VA official opposes centralization of IT management

House panel is holding a hearing Thursday to probe the department’s technology management structure.

The Veterans Affairs Department general counsel resisted repeated attempts by the agency's chief information security officer to centralize authority for IT security, according to internal memorandums.

IT management at the VA is gaining congressional attention as lawmakers look into how a long-time agency employee was able to take veterans' sensitive personal records home unauthorized for three years, culminating in last month's data breach.

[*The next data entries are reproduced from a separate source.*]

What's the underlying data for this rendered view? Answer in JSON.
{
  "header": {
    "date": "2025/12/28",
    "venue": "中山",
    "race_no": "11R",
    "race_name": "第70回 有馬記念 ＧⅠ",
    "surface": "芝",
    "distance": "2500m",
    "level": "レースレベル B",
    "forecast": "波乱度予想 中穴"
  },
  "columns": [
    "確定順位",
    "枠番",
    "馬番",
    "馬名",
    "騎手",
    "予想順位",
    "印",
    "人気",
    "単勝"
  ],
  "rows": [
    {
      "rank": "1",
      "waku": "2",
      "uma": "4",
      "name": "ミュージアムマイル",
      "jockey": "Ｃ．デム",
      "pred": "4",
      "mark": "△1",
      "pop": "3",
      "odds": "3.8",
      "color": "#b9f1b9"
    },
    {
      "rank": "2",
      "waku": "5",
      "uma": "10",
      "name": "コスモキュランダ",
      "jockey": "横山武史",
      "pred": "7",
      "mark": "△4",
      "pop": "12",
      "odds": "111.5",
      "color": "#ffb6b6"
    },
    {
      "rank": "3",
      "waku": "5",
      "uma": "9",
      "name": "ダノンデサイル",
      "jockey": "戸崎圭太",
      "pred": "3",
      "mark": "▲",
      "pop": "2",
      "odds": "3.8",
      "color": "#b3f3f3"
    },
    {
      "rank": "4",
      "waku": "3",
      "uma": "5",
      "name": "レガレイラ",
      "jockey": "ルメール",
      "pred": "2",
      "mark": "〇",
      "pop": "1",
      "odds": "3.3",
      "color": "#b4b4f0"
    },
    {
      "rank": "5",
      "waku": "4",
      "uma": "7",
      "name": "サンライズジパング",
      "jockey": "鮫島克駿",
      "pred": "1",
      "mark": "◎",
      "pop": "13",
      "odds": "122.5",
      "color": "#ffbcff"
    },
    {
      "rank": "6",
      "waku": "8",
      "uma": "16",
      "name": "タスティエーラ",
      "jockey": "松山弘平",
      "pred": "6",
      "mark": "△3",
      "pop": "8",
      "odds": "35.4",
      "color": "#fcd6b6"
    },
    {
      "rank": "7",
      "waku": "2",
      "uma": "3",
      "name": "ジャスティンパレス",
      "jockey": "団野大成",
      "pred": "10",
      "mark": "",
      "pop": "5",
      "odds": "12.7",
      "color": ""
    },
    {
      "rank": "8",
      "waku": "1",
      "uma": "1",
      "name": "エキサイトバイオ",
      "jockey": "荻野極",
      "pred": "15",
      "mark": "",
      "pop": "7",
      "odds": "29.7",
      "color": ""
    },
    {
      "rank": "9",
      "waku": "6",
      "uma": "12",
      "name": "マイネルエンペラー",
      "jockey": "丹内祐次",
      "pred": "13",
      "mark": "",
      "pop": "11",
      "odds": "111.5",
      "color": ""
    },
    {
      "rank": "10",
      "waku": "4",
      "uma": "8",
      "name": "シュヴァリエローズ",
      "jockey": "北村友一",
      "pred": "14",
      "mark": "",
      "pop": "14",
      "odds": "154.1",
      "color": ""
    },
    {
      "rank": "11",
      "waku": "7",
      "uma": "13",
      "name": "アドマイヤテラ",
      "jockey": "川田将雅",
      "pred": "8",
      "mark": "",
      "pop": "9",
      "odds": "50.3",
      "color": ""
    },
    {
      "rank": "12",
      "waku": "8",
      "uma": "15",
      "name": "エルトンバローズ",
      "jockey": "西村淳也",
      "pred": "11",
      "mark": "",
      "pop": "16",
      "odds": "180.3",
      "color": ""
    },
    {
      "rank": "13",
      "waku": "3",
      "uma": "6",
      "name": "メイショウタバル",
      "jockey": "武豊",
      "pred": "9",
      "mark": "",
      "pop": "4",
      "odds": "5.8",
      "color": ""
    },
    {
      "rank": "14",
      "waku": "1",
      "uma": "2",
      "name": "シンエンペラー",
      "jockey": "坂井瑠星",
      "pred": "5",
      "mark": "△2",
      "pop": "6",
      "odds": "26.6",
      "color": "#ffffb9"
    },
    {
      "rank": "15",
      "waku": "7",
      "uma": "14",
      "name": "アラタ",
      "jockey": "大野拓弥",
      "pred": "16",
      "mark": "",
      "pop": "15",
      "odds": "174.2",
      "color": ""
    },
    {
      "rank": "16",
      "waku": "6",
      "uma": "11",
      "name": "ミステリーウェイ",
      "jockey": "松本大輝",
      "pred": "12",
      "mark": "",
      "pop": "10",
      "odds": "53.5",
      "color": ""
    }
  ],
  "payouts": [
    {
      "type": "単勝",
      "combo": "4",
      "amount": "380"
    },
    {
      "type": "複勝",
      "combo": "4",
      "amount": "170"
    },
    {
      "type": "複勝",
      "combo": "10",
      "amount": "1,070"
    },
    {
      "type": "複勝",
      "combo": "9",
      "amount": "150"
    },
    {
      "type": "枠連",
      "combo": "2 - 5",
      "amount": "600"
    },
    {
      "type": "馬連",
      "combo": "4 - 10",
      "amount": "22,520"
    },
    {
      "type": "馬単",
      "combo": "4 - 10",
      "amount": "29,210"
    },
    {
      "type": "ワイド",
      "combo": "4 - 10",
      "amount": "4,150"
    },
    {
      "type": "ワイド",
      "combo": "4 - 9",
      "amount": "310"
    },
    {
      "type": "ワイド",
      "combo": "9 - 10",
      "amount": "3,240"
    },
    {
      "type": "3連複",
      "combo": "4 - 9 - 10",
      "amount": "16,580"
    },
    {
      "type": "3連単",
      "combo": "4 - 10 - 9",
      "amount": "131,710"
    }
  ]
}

The House Veterans' Affairs Committee is holding a hearing Thursday focusing on the management structure governing IT security.

VA officials have said they believe the department's "federated" IT management model, adopted last year, gives the chief information officer the necessary authority and enforcement powers to improve information security.

But a review of department memos written over last three years and interviews with former agency officials and congressional staff members familiar with the matter reveal an organization intensely resistant to change and program offices tenaciously opposing attempts to impose central authority on the department's wide-ranging technology operations.

VA Secretary James Nicholson has acknowledged in congressional testimony that there is long-standing resistance to change in the department and said Wednesday the agency has become lax in enforcing its security practices.

An Aug. 1, 2003, memo from the VA's general counsel to Bruce Brody, the department's associate deputy assistant secretary for cyber and information security at the time, declared that the authority to enforce security, including information security, physical security and personnel security, would remain with the respective offices involved.

The memo gave these instructions even though the Clinger Cohen Act grants such authority to the CIO and the 2002 Federal Information Security Management Act leaves it with the chief information security officer, according to two congressional sources.

A second memo from McClain, dated April 7, 2004, reinforced VA's policy, stating that the CIO cannot enforce information security requirements because FISMA uses the word "ensure" with regard to CIO authority, rather than "enforce." If VA organizations fail to comply with information security policies, the CIO's only recourse is to appeal to the department secretary, the memo stated.

McClain and Brody are on the witness list for Thursday's hearing.

In written testimony scheduled to be delivered at the hearing, VA General Counsel Tim McClain, who signed the memo, said FISMA does not provide a means for CIOs to ensure compliance.

McClain argued that the law does not require giving the CIO direct control over agency programs because that type of control "is not the only means" by which information security can be accomplished.

A March, 16, 2004, memo from then-VA Secretary Anthony Principi stated that then-CIO Robert McFarland was responsible for implementing a departmentwide information security program, but McClain said in his testimony that the memo merely stated the secretary's "intention" to give McFarland the "power and authority needed" over employees involved with cybersecurity.

Brody, now vice president for information security at the Reston, Va.-based market research firm INPUT, said his attempts to enforce security policies at the agency were "fought off at every turn by the administrations and program offices that were resistant to change."

"Anything related to central security controls was fiercely resisted," Brody said. "The fragmentation of security in the eyes of the general counsel made it impossible to put a security program in place. Those two memos [from McClain] alone served to fragment security and then clip its wings."

Len Sistek, Democratic staff director for the House Veterans' Affairs Subcommittee on Oversight and Investigations, said it is clear that the CIO had the power to advise and encourage, "but the enforcement teeth rested elsewhere."